Pełniący obowiązki zastępcy komendanta komisariatu policji w Dąbrowie Górniczej komisarz Szymon Stachowicz podczas służby zauważył dziwnie zachowującego się kierowcę dostawczego forda. Zobaczył w lusterku, jak wyprzedza poprzedzającego go volkswagena i wjeżdża za sygnalizator na czerwonym świetle, po czym kontynuuje jazdę przez środek skrzyżowania z dużym impetem.

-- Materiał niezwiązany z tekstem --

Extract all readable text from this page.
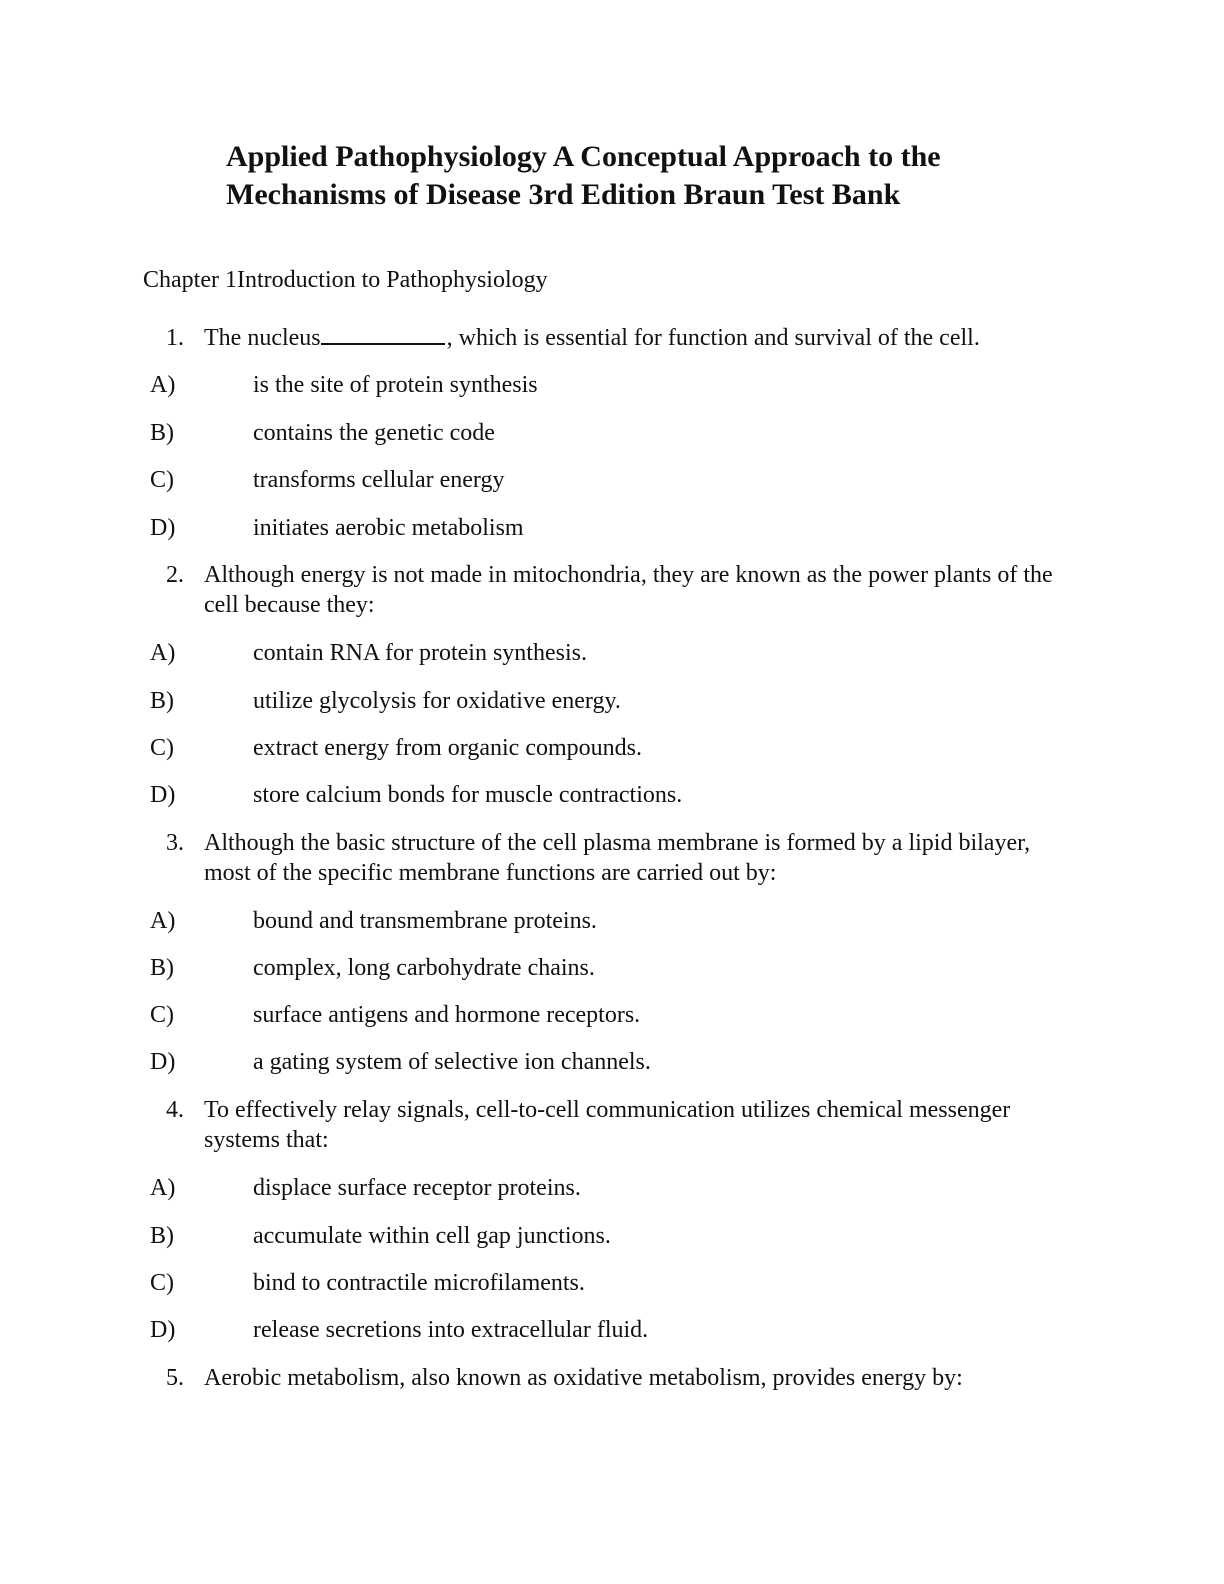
Applied Pathophysiology A Conceptual Approach to the Mechanisms of Disease 3rd Edition Braun Test Bank

Chapter 1Introduction to Pathophysiology

1. The nucleus	, which is essential for function and survival of the cell.
A)	is the site of protein synthesis
B)	contains the genetic code
C)	transforms cellular energy
D)	initiates aerobic metabolism
2. Although energy is not made in mitochondria, they are known as the power plants of the cell because they:
A)	contain RNA for protein synthesis.
B)	utilize glycolysis for oxidative energy.
C)	extract energy from organic compounds.
D)	store calcium bonds for muscle contractions.
3. Although the basic structure of the cell plasma membrane is formed by a lipid bilayer, most of the specific membrane functions are carried out by:
A)	bound and transmembrane proteins.
B)	complex, long carbohydrate chains.
C)	surface antigens and hormone receptors.
D)	a gating system of selective ion channels.
4. To effectively relay signals, cell-to-cell communication utilizes chemical messenger systems that:
A)	displace surface receptor proteins.
B)	accumulate within cell gap junctions.
C)	bind to contractile microfilaments.
D)	release secretions into extracellular fluid.
5. Aerobic metabolism, also known as oxidative metabolism, provides energy by:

Policjant niezwłocznie rozpoczął pościg za piratem drogowym. Kierowca, chcąc zniknąć z pola widzenia, wjechał na drogę ekspresową S1. Skorzystał z faktu, że akurat przejeżdżała tamtędy karetka na sygnale i ruszył za uprzywilejowanym pojazdem tzw. "korytarzem życia". Potem wciąż ścigany przez policjanta kierowca zjechał w kierunku centrum Ząbkowic, gdzie - nie bacząc na ograniczenia prędkości, przejścia dla pieszych i zmuszając jednocześnie innych kierowców do gwałtownego hamowania i zjeżdżania z drogi - w dalszym ciągu chciał zgubić goniącego go policjanta. Podczas ucieczki wjeżdżał też na chodnik, stwarzając zagrożenie dla pieszych.
Policjantowi udało się zrównać z dostawczym fordem i zmusić go do zjechania z drogi do lasu. Tam zatrzymał mężczyznę przy próbie wyjścia z samochodu. Mundurowy spotkał się z agresją, ale szybko obezwładnił uciekiniera.

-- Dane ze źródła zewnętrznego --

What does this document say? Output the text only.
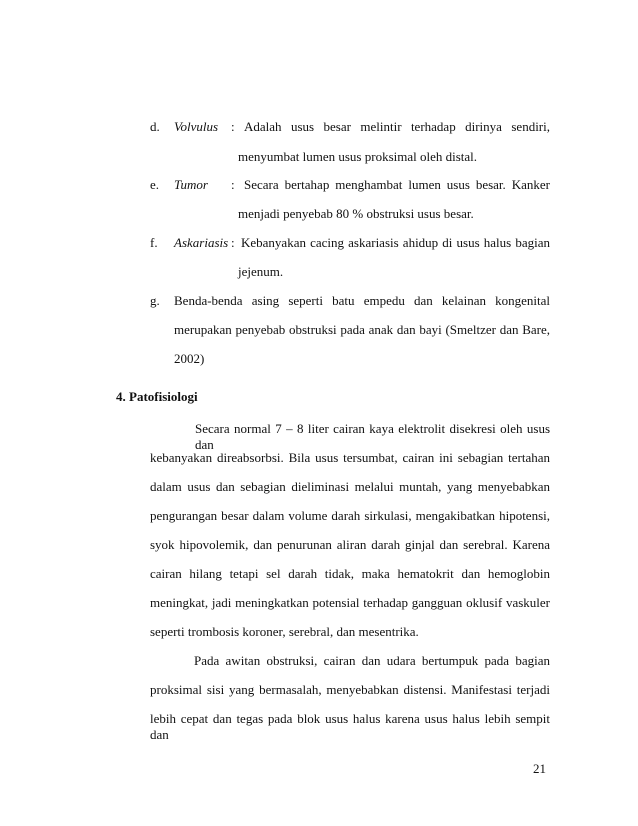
d. Volvulus : Adalah usus besar melintir terhadap dirinya sendiri,
menyumbat lumen usus proksimal oleh distal.
e. Tumor : Secara bertahap menghambat lumen usus besar. Kanker
menjadi penyebab 80 % obstruksi usus besar.
f. Askariasis : Kebanyakan cacing askariasis ahidup di usus halus bagian
jejenum.
g. Benda-benda asing seperti batu empedu dan kelainan kongenital
merupakan penyebab obstruksi pada anak dan bayi (Smeltzer dan Bare,
2002)
4. Patofisiologi
Secara normal 7 – 8 liter cairan kaya elektrolit disekresi oleh usus dan
kebanyakan direabsorbsi. Bila usus tersumbat, cairan ini sebagian tertahan
dalam usus dan sebagian dieliminasi melalui muntah, yang menyebabkan
pengurangan besar dalam volume darah sirkulasi, mengakibatkan hipotensi,
syok hipovolemik, dan penurunan aliran darah ginjal dan serebral. Karena
cairan hilang tetapi sel darah tidak, maka hematokrit dan hemoglobin
meningkat, jadi meningkatkan potensial terhadap gangguan oklusif vaskuler
seperti trombosis koroner, serebral, dan mesentrika.
Pada awitan obstruksi, cairan dan udara bertumpuk pada bagian
proksimal sisi yang bermasalah, menyebabkan distensi. Manifestasi terjadi
lebih cepat dan tegas pada blok usus halus karena usus halus lebih sempit dan
21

Okazało się, że 30-latek jest znany policjantom i nie pierwszy raz miał konflikt z prawem. Ma aktualny zakaz prowadzenia pojazdów. Po przebadaniu testerem narkotykowym ten zabarwił się, wskazując na zawartość amfetaminy lub substancji pochodnych w organizmie kierowcy. W trakcie przeszukania pojazdu znaleziono wiele narzędzi i przedmiotów, które mogą pochodzić z przestępstwa lub mogą posłużyć do ich popełnienia, a zatrzymany nie był w stanie określić ich właściciela.
Mężczyzna został przewieziony do policyjnego aresztu. Zebrany materiał dowodowy pozwolił śledczym na przedstawienie mu zarzutu sprowadzenia bezpośredniego niebezpieczeństwa katastrofy w ruchu lądowym oraz kierowania pojazdem pomimo orzeczonego zakazu. Dąbrowianin został aresztowany na 3 miesiące. Grozi mu do 8 lat więzienia.